Subdued demand, but deterioration of profitability should remain limited
We forecast UK chemicals output to decrease by 8% in 2022 and about 2% in 2023, because high energy and input prices are weighing on the industry. High inflation and rising interest rates continues to erode household purchasing power, while GDP will contract in 2023. This all leads to lower demand for products such as soaps and detergents or cars, with automotive being a key buyer sector for chemicals. A slowdown in construction activity will additionally curb demand from the paints and coatings segment.
To cope with high energy prices, chemical manufacturers are sometimes required to renegotiate price contracts with their customers. This is to try to ensure they remain sustainable in the medium to long-term, but has led to several plant closures. While some businesses are able to pass on costs to their buyers, those with fixed contracts are susceptible to financial pressure. In order to support businesses, the British government announced an energy price cap for six months until April 2023.

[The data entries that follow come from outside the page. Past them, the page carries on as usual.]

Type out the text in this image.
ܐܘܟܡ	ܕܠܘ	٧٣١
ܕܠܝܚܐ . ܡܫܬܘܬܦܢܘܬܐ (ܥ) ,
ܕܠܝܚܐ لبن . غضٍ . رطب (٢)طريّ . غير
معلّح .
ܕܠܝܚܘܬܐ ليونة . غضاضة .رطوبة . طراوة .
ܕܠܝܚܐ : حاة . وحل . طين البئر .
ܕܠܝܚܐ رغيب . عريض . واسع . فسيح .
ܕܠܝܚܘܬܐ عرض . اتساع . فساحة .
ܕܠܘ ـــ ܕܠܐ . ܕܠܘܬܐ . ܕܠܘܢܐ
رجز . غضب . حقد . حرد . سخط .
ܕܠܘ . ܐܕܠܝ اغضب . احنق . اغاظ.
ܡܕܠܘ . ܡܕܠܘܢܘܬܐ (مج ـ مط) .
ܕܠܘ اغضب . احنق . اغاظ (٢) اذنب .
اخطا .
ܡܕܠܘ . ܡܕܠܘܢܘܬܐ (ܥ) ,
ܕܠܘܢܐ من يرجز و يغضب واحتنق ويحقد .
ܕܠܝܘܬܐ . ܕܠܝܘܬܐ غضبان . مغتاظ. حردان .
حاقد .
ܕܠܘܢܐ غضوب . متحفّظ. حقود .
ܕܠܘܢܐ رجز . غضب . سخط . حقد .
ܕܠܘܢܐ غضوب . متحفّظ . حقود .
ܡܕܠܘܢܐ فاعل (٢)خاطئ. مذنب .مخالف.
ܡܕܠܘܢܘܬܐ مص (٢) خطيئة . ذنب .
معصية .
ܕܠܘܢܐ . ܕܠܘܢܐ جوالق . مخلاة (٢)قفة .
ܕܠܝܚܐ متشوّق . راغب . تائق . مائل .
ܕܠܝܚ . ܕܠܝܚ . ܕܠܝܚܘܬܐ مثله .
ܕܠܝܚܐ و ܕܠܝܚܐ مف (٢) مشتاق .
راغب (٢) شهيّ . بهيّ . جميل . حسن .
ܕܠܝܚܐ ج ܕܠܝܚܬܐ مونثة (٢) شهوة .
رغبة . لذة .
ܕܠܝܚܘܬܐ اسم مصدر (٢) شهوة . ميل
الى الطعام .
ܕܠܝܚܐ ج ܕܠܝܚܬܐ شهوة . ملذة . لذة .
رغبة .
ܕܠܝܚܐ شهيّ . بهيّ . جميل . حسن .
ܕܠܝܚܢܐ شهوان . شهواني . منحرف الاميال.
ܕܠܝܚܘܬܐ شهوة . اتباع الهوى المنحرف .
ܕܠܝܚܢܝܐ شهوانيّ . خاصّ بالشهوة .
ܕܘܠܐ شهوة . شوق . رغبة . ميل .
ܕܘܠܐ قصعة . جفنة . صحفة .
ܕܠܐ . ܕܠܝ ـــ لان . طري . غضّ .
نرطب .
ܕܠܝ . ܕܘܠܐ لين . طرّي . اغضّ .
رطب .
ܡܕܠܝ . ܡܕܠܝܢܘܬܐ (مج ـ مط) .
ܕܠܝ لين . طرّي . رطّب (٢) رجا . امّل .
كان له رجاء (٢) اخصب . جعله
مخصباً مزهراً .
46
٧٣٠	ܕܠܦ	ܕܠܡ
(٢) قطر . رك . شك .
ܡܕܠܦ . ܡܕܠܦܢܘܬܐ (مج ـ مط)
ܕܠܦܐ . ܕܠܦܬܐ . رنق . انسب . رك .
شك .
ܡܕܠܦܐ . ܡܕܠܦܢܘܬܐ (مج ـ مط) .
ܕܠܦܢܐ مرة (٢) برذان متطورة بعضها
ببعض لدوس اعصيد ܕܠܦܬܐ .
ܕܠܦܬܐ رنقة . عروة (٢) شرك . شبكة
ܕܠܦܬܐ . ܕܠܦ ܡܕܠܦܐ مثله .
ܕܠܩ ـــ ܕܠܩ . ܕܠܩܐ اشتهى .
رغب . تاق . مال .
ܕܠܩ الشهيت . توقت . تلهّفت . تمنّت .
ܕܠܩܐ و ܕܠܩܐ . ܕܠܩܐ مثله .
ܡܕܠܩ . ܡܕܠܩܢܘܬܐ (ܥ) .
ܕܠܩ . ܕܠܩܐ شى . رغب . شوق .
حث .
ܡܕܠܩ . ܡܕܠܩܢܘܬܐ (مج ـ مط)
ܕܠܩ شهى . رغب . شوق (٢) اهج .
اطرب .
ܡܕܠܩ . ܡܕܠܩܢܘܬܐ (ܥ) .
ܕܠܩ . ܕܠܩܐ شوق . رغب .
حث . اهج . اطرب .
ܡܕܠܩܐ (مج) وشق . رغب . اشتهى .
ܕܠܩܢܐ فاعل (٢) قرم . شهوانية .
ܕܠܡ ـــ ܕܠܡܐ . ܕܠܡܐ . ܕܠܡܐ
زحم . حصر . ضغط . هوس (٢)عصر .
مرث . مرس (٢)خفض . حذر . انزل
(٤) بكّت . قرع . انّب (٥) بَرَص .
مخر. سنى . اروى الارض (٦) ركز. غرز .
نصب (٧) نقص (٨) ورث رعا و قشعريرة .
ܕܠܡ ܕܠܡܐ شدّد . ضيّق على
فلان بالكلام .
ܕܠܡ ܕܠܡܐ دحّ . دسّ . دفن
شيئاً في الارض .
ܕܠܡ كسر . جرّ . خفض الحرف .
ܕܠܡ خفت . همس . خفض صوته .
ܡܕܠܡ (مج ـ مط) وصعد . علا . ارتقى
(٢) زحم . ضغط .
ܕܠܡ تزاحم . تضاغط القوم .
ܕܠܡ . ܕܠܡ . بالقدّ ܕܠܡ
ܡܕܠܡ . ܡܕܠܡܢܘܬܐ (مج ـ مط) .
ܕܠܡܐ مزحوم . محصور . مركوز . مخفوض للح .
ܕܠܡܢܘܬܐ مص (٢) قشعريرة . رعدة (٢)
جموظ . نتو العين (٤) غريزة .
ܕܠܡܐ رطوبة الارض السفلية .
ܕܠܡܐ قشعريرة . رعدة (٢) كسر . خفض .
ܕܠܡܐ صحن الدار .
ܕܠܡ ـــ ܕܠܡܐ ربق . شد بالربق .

In the chemicals sector, gearing mainly relates to working capital requirements driven by prices/seasonality. Businesses generally do not have to meet large interest and capital repayments. This provides some scope to manage the current deterioration in profitability. Banks are still willing to provide loans to the industry.
Payments in the British chemicals sector take 60-90 days on average, and the number of payment delays and insolvencies in the industry has been low during the past 18 months. As high energy and commodity costs continue to burden businesses, we expect insolvencies to increase by about 5% in 2023. We assess the credit risk situation of the UK chemicals sector as “Fair” across most segments, because the deterioration of profitability should remain limited, banks are still willing to provide loans, and the expected increase in business failures will not be overly high.
In the mid and long-term, the impact of Brexit could weigh on chemical industry prospects, causing a shortage of skilled workforce and an increased regulatory burden. While the United Kingdom has set up its own regulatory system for the chemicals sector (UK REACH) since January 2021, compliance costs for exports to the EU are expected to increase.